A couple of years ago I was contacted by a local SME Engineering business, after they had embarrassingly been impacted by a Ransomware attack, denying the business access to several their critical engineering assets and templates, resulting of course in client impact, and a black mark against their trusted reputation. As they, like many SME’s were low on IT and Cyber Savvy Skills, joined by the fact they did not have in place a robust/adequate backup strategy, their only alternative was to pay – and on this occasion, thankfully there was honour amongst thieves, and they did receive by return the encryption keys to unlock their golden, engineering business assets.
Given I am local to this adverse event, contact was made, and I was invited into their offices to review their cyber security posture, with focus on any prospect of a future Ransomware attack. I thus conducted the review and put in place several proactive security elements to enable a better level of resilience should any future adverse condition arise. And these included:
- TORs for the small IT Team
- Policies and Procedures
- Incident Response Plan
- A Robust Backup Plans
- And plugged them into a CERT, and multiple Alert Intelligence Feeds
At that time, I also advised they use multiple iStorage FIPS-140/2 secure encrypted drives to store their engineering data and critical assets on, this to also cover their areas of expected governance in relation to those mandated aspects such as GDPR. On that visit, I also demonstrated how they could store all their day-to-day important files on a secure drive which was set to READ-ONLY, thus provisioning access to the contents whilst not exposing files to the adverse testicles of another Ransomware attack.

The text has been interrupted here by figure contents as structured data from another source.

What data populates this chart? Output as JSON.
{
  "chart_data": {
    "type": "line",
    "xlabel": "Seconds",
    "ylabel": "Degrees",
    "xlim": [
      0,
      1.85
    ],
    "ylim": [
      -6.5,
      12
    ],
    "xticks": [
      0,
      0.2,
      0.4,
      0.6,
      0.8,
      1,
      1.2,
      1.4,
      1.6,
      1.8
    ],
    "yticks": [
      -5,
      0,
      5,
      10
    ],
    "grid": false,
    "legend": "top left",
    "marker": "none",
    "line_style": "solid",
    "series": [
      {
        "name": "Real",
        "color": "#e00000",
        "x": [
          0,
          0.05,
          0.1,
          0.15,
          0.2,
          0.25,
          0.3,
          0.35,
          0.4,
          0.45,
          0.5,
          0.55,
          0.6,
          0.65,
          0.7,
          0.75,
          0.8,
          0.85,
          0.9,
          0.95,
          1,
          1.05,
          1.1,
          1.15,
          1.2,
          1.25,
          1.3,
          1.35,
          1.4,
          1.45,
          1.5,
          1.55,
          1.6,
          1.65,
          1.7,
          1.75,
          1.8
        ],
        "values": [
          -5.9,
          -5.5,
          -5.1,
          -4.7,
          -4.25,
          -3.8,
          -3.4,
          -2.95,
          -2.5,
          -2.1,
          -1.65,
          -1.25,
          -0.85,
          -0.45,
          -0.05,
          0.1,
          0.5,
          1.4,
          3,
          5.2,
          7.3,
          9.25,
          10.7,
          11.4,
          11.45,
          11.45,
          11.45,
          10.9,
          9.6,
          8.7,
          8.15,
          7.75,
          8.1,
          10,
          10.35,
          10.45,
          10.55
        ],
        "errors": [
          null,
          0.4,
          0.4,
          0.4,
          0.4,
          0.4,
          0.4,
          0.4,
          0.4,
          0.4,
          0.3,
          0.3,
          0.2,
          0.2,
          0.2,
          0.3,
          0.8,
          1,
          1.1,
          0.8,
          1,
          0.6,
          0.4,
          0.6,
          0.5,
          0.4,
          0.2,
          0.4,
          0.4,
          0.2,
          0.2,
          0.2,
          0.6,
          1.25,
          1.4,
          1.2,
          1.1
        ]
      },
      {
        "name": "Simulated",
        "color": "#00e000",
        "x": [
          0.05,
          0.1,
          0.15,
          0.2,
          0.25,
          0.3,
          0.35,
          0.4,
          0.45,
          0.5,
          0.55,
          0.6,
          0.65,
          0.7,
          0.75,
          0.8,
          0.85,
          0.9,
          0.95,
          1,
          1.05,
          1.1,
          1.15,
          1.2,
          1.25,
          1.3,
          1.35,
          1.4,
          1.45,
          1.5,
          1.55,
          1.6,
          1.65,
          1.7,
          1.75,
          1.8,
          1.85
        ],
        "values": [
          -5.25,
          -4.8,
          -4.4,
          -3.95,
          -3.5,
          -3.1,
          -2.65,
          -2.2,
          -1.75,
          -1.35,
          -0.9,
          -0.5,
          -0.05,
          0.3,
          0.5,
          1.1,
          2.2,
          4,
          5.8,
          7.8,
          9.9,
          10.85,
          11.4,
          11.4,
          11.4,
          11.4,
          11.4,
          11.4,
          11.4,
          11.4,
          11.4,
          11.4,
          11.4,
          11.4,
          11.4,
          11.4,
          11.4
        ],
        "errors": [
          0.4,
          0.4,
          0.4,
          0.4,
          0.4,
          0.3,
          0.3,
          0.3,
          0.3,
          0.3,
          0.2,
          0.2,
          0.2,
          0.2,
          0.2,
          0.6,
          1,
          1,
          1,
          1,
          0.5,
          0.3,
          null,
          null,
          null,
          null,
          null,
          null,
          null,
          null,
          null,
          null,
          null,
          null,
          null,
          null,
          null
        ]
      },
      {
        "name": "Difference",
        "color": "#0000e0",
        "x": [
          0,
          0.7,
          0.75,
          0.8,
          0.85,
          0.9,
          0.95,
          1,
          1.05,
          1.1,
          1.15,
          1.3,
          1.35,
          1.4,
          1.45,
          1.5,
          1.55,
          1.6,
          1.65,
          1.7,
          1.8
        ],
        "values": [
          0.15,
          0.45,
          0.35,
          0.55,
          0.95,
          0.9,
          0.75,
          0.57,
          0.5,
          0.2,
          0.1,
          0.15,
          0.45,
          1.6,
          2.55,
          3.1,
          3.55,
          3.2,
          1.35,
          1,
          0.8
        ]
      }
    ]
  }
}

Well, this week I have been encouraged by my fellow mankind who, it would seem has listened. Within the last seven days I was informed that the said company has suffered yet another compromise from a random passer-by Ransomware attack. However, this time, proactive steps were in place, and they were back up and running in quick-time, and only lost short-term data which was not, in the great scheme of things critical.
The MD of this small company, who would prefer to remain anonymous called me to express his thanks, and gratitude for such a simple piece of common-sense advice has saved the company yet another pay-out into the hands of criminal gangs, but more the point was that the business could carry on working, with very little impact to their supply chain.